Hierarchical 0D/3D Z-scheme heterojunction of ZnO quantum dots/flower-like Bi2MoO6 microspheres for efficient photocatalytic degradation of tetracycline

Abstract

The rapid development of modernization has accelerated environmental degradation, and antibiotic-induced water pollution has become one of the most concerning issues. In this study, a Z-scheme heterojunction catalyst of ZnO quantum dots (QDs)/Bi₂MoO₆ with a hierarchical 0D/3D structure was fabricated via a simple ultrasonic impregnation method for the photodegradation of the representative antibiotic tetracycline (TC). This hierarchical 0D/3D heterojunction consists of flower-like Bi₂MoO₆ microspheres assembled from nanosheets and ZnO QDs decorated on the nanosheets.
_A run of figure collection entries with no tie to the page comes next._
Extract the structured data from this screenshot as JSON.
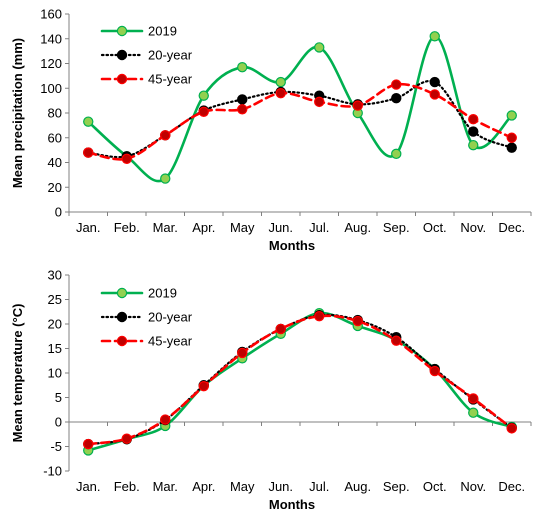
{
  "chart_data": [
    {
      "type": "line",
      "title": "",
      "xlabel": "Months",
      "ylabel": "Mean precipitation (mm)",
      "categories": [
        "Jan.",
        "Feb.",
        "Mar.",
        "Apr.",
        "May",
        "Jun.",
        "Jul.",
        "Aug.",
        "Sep.",
        "Oct.",
        "Nov.",
        "Dec."
      ],
      "ylim": [
        0,
        160
      ],
      "yticks": [
        0,
        20,
        40,
        60,
        80,
        100,
        120,
        140,
        160
      ],
      "grid": false,
      "legend_position": "top-left",
      "series": [
        {
          "name": "2019",
          "values": [
            73,
            45,
            27,
            94,
            117,
            105,
            133,
            80,
            47,
            142,
            54,
            78
          ],
          "color": "#00b050",
          "marker_fill": "#92d050",
          "line_style": "solid",
          "smooth": true
        },
        {
          "name": "20-year",
          "values": [
            48,
            45,
            62,
            82,
            91,
            97,
            94,
            87,
            92,
            105,
            65,
            52
          ],
          "color": "#000000",
          "marker_fill": "#000000",
          "line_style": "dotted",
          "smooth": true
        },
        {
          "name": "45-year",
          "values": [
            48,
            43,
            62,
            81,
            83,
            96,
            89,
            86,
            103,
            95,
            75,
            60
          ],
          "color": "#ff0000",
          "marker_fill": "#c00000",
          "line_style": "dashed",
          "smooth": true
        }
      ]
    },
    {
      "type": "line",
      "title": "",
      "xlabel": "Months",
      "ylabel": "Mean temperature (°C)",
      "categories": [
        "Jan.",
        "Feb.",
        "Mar.",
        "Apr.",
        "May",
        "Jun.",
        "Jul.",
        "Aug.",
        "Sep.",
        "Oct.",
        "Nov.",
        "Dec."
      ],
      "ylim": [
        -10,
        30
      ],
      "yticks": [
        -10,
        -5,
        0,
        5,
        10,
        15,
        20,
        25,
        30
      ],
      "grid": false,
      "legend_position": "top-left",
      "series": [
        {
          "name": "2019",
          "values": [
            -5.8,
            -3.5,
            -0.8,
            7.4,
            13.0,
            18.0,
            22.2,
            19.6,
            16.7,
            10.8,
            1.9,
            -1.0
          ],
          "color": "#00b050",
          "marker_fill": "#92d050",
          "line_style": "solid",
          "smooth": true
        },
        {
          "name": "20-year",
          "values": [
            -4.5,
            -3.5,
            0.4,
            7.5,
            14.3,
            19.0,
            21.8,
            20.8,
            17.3,
            10.8,
            4.6,
            -1.2
          ],
          "color": "#000000",
          "marker_fill": "#000000",
          "line_style": "dotted",
          "smooth": true
        },
        {
          "name": "45-year",
          "values": [
            -4.5,
            -3.4,
            0.5,
            7.3,
            14.1,
            19.0,
            21.6,
            20.6,
            16.6,
            10.4,
            4.8,
            -1.3
          ],
          "color": "#ff0000",
          "marker_fill": "#c00000",
          "line_style": "dashed",
          "smooth": true
        }
      ]
    }
  ]
}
The photocatalytic activity of the optimal heterojunction catalyst 8%ZnO QDs/Bi₂MoO₆ was 1.81 times that of pure Bi₂MoO₆. The enhanced photocatalytic activity of 8%ZnO QDs/Bi₂MoO₆ results from its broadened light absorption and efficient separation of photogenerated charge carriers, as evidenced by UV-vis DRS, photoluminescence spectroscopy, and transient photocurrent response. Under optimal degradation conditions, the photocatalytic degradation efficiency of TC by 8%ZnO QDs/Bi₂MoO₆ reached 94.20% within 120 min under simulated sunlight. Furthermore, 8%ZnO QDs/Bi₂MoO₆ exhibited robust performance in a complex environment. Additionally, combining the results of active species trapping experiments, the Mott–Schottky curve, and band structure analysis, a Z-scheme photocatalytic mechanism for the 8%ZnO QDs/Bi₂MoO₆ heterojunction was proposed. This work offers a sustainable solution for real aqueous environment remediation.